Bondareff (dianebondareff.com), a New York resident for over 25 years, is a veteran news and event photographer whose work has been featured on the cover of the New York Times and in media outlets such as CNN, Newsday, LA Times, Toronto Star, Time Magazine, Vogue, ET Online, People, and many others. Bondareff is called upon by some of New York City's most prestigious non-profits and successful businesses to photograph their events and red carpets. She is a graduate of Barnard College.
On their daily walks in Riverside Park, Upper West Siders Plotkin and Bondareff, started taking pictures of their own beloved dogs and soon neighbors and friends asked them to take photos of their dogs as well.

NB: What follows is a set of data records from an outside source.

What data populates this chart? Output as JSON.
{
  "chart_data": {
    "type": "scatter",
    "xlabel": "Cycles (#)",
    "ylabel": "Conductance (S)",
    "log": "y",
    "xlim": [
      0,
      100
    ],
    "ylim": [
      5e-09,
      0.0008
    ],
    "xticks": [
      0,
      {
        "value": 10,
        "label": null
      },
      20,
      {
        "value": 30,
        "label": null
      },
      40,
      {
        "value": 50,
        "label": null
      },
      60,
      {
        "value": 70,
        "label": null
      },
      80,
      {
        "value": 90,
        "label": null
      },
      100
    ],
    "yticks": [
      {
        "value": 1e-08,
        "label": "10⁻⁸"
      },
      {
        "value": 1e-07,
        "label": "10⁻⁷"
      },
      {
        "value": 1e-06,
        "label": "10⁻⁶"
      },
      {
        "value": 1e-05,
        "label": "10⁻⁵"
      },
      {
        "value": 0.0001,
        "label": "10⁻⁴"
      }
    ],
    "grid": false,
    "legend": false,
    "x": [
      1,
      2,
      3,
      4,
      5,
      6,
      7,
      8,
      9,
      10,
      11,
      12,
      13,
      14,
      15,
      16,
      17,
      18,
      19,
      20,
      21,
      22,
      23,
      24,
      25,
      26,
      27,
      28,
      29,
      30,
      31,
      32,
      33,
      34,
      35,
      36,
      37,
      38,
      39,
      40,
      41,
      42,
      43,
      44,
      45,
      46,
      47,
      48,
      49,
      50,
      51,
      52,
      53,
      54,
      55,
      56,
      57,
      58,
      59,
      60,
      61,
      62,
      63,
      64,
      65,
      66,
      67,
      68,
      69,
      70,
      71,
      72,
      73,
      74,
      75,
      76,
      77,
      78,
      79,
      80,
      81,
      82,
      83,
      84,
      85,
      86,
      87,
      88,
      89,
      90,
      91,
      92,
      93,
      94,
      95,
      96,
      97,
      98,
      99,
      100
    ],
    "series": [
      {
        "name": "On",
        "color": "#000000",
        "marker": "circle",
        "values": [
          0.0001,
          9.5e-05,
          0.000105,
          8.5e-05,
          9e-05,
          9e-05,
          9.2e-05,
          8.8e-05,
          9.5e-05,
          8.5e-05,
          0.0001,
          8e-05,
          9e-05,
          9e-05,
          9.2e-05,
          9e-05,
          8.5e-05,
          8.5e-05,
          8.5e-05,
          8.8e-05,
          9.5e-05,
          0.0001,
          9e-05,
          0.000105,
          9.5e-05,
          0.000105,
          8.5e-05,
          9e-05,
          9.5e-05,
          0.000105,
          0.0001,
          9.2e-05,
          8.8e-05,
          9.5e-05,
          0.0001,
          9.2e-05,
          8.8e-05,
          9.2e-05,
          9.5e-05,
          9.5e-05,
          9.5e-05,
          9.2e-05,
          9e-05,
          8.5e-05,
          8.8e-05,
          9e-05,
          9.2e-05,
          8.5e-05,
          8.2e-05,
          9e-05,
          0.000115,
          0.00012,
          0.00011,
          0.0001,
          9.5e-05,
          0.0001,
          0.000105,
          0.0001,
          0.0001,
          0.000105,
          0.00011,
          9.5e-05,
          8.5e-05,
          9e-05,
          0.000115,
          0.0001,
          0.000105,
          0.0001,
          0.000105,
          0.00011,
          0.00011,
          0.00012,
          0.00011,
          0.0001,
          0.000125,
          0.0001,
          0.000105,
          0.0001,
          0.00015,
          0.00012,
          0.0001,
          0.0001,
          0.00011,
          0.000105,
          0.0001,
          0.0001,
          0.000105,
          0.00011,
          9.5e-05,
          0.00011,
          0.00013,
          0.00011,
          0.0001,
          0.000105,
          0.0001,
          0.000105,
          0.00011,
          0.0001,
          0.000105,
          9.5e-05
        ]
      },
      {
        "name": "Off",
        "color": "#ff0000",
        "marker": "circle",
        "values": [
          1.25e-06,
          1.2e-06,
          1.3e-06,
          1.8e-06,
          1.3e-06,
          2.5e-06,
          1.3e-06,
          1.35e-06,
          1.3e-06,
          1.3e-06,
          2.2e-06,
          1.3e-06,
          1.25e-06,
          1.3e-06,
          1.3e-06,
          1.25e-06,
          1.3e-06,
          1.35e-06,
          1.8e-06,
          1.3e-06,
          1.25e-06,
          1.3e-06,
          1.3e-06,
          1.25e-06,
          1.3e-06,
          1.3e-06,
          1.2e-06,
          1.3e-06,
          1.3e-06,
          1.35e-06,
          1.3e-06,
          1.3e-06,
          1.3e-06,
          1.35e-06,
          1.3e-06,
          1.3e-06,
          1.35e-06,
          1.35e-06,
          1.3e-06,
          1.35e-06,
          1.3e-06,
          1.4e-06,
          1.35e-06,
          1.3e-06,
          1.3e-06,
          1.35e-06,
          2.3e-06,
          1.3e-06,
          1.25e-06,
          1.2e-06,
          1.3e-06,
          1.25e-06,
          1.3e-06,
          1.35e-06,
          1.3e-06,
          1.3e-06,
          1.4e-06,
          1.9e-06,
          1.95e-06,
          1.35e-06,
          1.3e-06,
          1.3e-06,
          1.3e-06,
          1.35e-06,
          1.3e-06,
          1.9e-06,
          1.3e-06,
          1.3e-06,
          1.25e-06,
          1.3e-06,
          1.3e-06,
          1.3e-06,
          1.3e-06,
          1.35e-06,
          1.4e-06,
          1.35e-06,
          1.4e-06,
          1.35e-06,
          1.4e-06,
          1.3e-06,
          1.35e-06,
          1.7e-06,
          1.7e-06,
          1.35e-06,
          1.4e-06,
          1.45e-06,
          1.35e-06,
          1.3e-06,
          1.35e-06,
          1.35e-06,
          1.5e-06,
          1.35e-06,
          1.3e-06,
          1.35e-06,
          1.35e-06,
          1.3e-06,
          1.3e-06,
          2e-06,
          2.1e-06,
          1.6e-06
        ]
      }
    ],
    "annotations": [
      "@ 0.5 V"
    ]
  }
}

And so ParkBench Photography - parkbenchphotography.com - came to be.
What makes a good dog portrait?
There are technical and artistic aspects of any portrait - be it canine or human! Light, shadows, composition, facial expression, poses and postures all play a part. Lonya’s previous work, in which he created elaborately staged and stylized images, is complemented by Diane’s expertise as an event photographer. The dog portraits we have created together are the result of a combination of our two approaches. First, we design the concept of the photograph and then we aim (our cameras) to capture the diverse personalities of our subjects.
How do you get the dogs to cooperate?
Both of us are major dog lovers and dog owners. Spending so much time with our animals has made us very attuned to canine communication. We give the dogs a few minutes to get comfortable in the space, especially if they are in new surroundings. Some dogs respond well to voice commands, but sometimes, we just resort to bribery with treats and the use of squeaky toys. One of us will “entertain” the dog while the other is looking for the right shot. Sometimes the best picture comes when the dog is just doing its own thing.
How are you handling the business in the pandemic?
We offer to pick up people’s dogs and return them home after the photoshoot. Or if people prefer to be present we all wear masks and stay six feet apart from each other with cross ventilation. We also offer outside photo sessions or we can travel to the client’s home.
What is the difference between shooting portraits of dogs and portraits of people and can you do a combination?
It is a lot more difficult to shoot dogs simply because they are not as well trained as humans are. We don't discriminate, though, and we will shoot people, animals and people with animals.